News

Trump Responded To The New Travel Ban Block

by Noor Al-Sibai
Bill Pugliano/Getty Images News/Getty Images

President Donald Trump was preparing a rally in Nashville, Tennessee, when news broke that a federal judge halted his second executive order banning travel from six majority-Muslim countries. At the Nashville event, Trump rallied his supporters and discussed his administration's various "wins" in his first 50 days in office before getting to what he called "the bad news." Trump responded to the halted travel ban order by trashing the media, the court, and somehow Hillary Clinton as well. Said Trump:

But let me give you the bad news. We don’t like bad news, right? I don’t want to hear it. And I’ll turn it into good. Let me give you the bad, the sad news. Moments ago, I learned that a district judge in Hawaii, part of the much-overturned Ninth Circuit Court — and I have to be nice, otherwise I’ll get criticized for speaking poorly about our courts. I’ll be criticized by people who are among the most dishonest people in the world. I will be criticized. I’ll be criticized by them for speaking harshly about our courts, I would never want to do that.

A judge has just blocked our executive order on travel and refugees coming into our country from certain countries. The order he blocked was a watered down version of the first order that was also blocked by another judge, and should have never been blocked to start with. This new order was tailored to the dictates of the Ninth circuit’s, in my opinion flawed, ruling. This is in the opinion of many an unprecedented judicial overreach. The law and the Constitution give the president the power to suspend immigration when he deems — or she, or she — fortunately it will not be Hillary, she — when he or she deems it to be in the national interest of our country.

There were many instances during his response that Trump paused as his crowd began chanting, "Lock her up," in response to the mention of former presidential rival Hillary Clinton, echoing the witch-hunt-like slogan adopted by Trump supporters at the Republican National Convention. Trump went on to say that he is prepared to take the case all the way to the Supreme Court, that he preferred the first order, and that the court resistance to the order "makes us look weak."

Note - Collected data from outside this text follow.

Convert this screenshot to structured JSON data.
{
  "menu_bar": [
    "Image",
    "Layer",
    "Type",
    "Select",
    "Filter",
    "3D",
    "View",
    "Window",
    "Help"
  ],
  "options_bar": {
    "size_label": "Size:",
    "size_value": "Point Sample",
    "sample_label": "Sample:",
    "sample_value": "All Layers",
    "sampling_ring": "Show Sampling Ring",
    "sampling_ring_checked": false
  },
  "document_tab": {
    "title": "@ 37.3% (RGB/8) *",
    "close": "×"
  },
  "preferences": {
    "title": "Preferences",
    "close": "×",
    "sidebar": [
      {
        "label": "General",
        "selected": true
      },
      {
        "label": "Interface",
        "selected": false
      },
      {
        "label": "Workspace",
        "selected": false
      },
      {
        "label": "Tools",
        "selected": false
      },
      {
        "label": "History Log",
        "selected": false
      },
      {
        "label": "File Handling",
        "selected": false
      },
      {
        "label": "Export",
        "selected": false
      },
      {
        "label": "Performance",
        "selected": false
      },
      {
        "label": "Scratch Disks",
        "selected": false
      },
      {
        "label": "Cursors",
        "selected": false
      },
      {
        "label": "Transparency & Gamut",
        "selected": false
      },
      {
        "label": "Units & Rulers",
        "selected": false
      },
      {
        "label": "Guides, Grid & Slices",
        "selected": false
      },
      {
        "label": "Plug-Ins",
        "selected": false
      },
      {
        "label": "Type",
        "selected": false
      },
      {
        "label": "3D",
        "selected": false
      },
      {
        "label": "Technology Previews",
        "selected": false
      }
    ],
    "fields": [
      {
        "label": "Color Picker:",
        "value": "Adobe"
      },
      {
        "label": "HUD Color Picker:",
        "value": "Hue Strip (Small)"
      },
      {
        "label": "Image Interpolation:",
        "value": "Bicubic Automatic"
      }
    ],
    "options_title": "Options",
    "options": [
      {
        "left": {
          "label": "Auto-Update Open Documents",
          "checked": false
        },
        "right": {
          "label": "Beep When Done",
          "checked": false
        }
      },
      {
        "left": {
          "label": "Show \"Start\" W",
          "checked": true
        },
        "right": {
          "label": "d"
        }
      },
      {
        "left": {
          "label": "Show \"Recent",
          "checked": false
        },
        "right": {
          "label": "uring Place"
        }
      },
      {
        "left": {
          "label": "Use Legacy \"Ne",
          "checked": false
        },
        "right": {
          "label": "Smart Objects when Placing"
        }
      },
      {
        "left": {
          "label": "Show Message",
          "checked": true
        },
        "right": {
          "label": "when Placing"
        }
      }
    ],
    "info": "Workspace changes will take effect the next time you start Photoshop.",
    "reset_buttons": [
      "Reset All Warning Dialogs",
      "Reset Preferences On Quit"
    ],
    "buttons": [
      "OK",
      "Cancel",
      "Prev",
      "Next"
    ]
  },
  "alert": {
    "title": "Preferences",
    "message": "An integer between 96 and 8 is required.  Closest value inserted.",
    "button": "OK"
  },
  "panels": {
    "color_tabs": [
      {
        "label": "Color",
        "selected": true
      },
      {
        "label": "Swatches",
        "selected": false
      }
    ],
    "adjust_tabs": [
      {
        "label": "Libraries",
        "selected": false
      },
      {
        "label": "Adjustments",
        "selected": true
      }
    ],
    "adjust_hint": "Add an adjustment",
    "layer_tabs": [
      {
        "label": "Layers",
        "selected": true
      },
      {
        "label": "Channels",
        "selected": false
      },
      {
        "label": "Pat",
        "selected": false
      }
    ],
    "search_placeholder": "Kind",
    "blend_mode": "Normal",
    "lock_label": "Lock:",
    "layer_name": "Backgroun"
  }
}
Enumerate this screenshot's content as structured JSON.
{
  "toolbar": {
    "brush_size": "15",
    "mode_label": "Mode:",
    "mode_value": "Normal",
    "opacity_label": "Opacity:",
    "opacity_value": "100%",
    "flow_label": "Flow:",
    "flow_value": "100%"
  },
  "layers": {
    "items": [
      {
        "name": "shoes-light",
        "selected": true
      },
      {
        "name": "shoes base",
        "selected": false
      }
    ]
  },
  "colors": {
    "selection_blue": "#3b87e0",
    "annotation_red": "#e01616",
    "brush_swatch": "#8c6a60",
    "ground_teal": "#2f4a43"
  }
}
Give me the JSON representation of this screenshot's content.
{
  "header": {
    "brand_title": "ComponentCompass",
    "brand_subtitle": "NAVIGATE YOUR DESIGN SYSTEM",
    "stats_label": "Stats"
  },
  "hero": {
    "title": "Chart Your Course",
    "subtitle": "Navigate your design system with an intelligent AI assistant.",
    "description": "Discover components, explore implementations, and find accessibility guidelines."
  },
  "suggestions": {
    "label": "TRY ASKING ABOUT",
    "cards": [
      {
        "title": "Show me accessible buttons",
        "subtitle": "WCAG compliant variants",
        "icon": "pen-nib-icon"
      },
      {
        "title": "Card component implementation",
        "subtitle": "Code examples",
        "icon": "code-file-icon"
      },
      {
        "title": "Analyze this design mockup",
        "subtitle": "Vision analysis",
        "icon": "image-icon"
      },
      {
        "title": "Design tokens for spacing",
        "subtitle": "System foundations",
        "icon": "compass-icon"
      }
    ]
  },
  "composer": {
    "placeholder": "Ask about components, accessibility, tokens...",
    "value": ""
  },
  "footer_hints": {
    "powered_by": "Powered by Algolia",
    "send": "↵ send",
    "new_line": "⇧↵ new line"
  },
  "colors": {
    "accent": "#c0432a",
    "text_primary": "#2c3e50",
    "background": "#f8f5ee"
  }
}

Despite the revised language and the elimination of Iraq from the second order, lawyers for the state of Hawaii argued that Trump's executive order still was in essence a "Muslim ban," and would hurt the state's economy by stifling international tourism (its biggest industry) and creating difficulty for businesses attempting to recruit international talent. Federal Judge Derrick K. Watson agreed, and issued a freeze on the ban in favor of Hawaii's lawsuit.

The Hawaii hearing was the second of three such hearings around the country on Mar. 15, scheduled to take place before the temporary ban began on Mar. 16. The other two were in Maryland and Washington, the latter of which was presided over by James Robart, the same judge who issued the first stay on Trump's initial executive order barring travel from seven Muslim-majority countries.

Although the Justice Department argued that the new order is "substantially different" from the first, which sparked nationwide protests and caused at least 746 people to be detained in airports around the country, one of Trump's own advisers asserted that the new order would have "the same basic policy outcome" as the first. In a Feb. 21 interview on Fox News, Stephen Miller said there were "only minor technical differences" between the first and second orders. These comments were cited in the court transcript of the Hawaii hearing.

The transcript also shows Judge Watson deciding that Trump's past remarks about Muslims offer "significant and unrebutted evidence of religious animus driving the promulgation" of the order.

Trump's response to the second travel ban stay is both unsurprising and shocking to watch, as the timing and his own seeming theatrical nature saw him deliver it to a hungry crowd. It likely reached its intended audience, and proves that the fight against Islamophobic travel bans is far from over.